Growth, Guidance, and Government Support

Financial data supports the bullish case. Bloom Energy closed fiscal year 2025 (FY2025) with record revenue of $2.02 billion, up 37% year over year. Management projects FY2026 revenue between $3.1 billion and $3.3 billion, which would represent growth exceeding 50% if achieved.

Importantly, the company has improved profitability. For FY2025, Bloom reported non-GAAP operating income of $221 million — a milestone that distinguishes it from many peers in the clean energy space, such as Plug Power (NASDAQ: PLUG), which continues to struggle with cash burn and negative margins.

Investors also benefit from a more stable policy backdrop. The One Big Beautiful Bill Act (OBBBA), passed in 2025, reinstated a 30% Investment Tax Credit (ITC) for fuel cells that applies regardless of fuel source. Whether a customer runs a Bloom Box on natural gas today or transitions to hydrogen later, they qualify for the credit. The ITC applies to projects beginning construction through the end of 2033, creating a long-term floor for customer returns and making it easier to sign large, multi-year contracts with confidence.

Scaling for the Future: A Derivative AI Trade

Bloom Energy has shifted from a volatile clean-energy story to a derivative play on the AI buildout. The company faces the operational challenge of doubling its Fremont, California, manufacturing capacity to 2 GW by the end of 2026, but it finished 2025 with a strong balance sheet, holding about $2.5 billion in cash.

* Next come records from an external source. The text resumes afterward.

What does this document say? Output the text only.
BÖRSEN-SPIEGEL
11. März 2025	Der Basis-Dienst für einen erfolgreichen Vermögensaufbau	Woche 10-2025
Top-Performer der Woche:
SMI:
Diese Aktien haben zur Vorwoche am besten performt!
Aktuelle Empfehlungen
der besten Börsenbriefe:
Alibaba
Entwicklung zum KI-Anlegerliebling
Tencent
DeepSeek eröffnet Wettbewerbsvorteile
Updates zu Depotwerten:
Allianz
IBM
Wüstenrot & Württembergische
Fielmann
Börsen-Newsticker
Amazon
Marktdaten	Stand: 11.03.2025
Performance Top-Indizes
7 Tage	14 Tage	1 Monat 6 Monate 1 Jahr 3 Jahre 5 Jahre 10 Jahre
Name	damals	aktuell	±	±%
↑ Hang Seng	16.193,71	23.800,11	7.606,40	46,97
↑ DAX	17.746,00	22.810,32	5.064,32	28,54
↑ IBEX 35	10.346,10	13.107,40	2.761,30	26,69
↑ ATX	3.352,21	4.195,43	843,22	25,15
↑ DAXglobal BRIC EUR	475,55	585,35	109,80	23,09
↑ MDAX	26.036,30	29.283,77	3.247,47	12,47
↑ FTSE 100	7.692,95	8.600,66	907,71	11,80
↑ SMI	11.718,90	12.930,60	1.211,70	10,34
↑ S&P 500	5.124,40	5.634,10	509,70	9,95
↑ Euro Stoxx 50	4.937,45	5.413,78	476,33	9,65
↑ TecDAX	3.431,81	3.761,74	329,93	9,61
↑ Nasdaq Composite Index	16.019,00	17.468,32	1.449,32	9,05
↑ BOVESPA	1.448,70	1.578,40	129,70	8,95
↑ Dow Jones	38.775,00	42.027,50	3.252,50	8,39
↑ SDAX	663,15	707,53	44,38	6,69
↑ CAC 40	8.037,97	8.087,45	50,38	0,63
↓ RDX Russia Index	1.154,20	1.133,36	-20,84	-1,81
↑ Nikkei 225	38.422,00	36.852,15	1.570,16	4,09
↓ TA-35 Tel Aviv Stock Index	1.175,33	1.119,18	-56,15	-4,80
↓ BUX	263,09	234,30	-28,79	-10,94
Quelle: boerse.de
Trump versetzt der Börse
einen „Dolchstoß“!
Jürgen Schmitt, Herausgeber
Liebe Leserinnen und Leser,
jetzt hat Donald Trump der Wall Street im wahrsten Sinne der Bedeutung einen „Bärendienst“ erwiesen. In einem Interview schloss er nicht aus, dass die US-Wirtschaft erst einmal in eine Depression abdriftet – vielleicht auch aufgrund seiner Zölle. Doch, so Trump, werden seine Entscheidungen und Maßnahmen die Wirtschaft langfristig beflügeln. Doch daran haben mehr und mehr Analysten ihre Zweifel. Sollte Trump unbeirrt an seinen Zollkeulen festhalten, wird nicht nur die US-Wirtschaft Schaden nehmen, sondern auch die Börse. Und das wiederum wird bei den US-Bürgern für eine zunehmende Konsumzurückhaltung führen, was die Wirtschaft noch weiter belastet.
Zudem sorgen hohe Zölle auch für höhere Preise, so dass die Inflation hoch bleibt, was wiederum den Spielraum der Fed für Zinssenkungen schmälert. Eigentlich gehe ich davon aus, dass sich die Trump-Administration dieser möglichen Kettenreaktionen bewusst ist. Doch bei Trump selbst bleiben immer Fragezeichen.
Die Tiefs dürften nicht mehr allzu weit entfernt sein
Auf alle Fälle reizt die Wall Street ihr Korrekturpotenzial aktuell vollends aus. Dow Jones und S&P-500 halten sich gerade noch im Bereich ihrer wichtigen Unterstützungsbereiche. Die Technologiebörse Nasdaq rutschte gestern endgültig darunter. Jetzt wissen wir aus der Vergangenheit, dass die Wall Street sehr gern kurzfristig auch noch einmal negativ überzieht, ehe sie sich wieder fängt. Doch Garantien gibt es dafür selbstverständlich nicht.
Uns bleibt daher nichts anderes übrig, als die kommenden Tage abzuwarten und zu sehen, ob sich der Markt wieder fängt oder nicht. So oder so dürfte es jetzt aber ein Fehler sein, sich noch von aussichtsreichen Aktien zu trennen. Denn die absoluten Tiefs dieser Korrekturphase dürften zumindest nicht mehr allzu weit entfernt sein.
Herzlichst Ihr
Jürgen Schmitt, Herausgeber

Its business model also includes a powerful recurring revenue engine: every product sale comes with a 100% attachment rate to long-term service contracts. As the installed base grows, so does the steady stream of high-margin service revenue, creating a compounding financial foundation.

For investors seeking exposure to the AI boom without paying the premium valuations of chip makers, Bloom Energy presents a compelling alternative. It delivers the essential physical infrastructure that keeps the digital revolution running. As long as data centers need power faster than the grid can provide it, Bloom is well positioned to grow.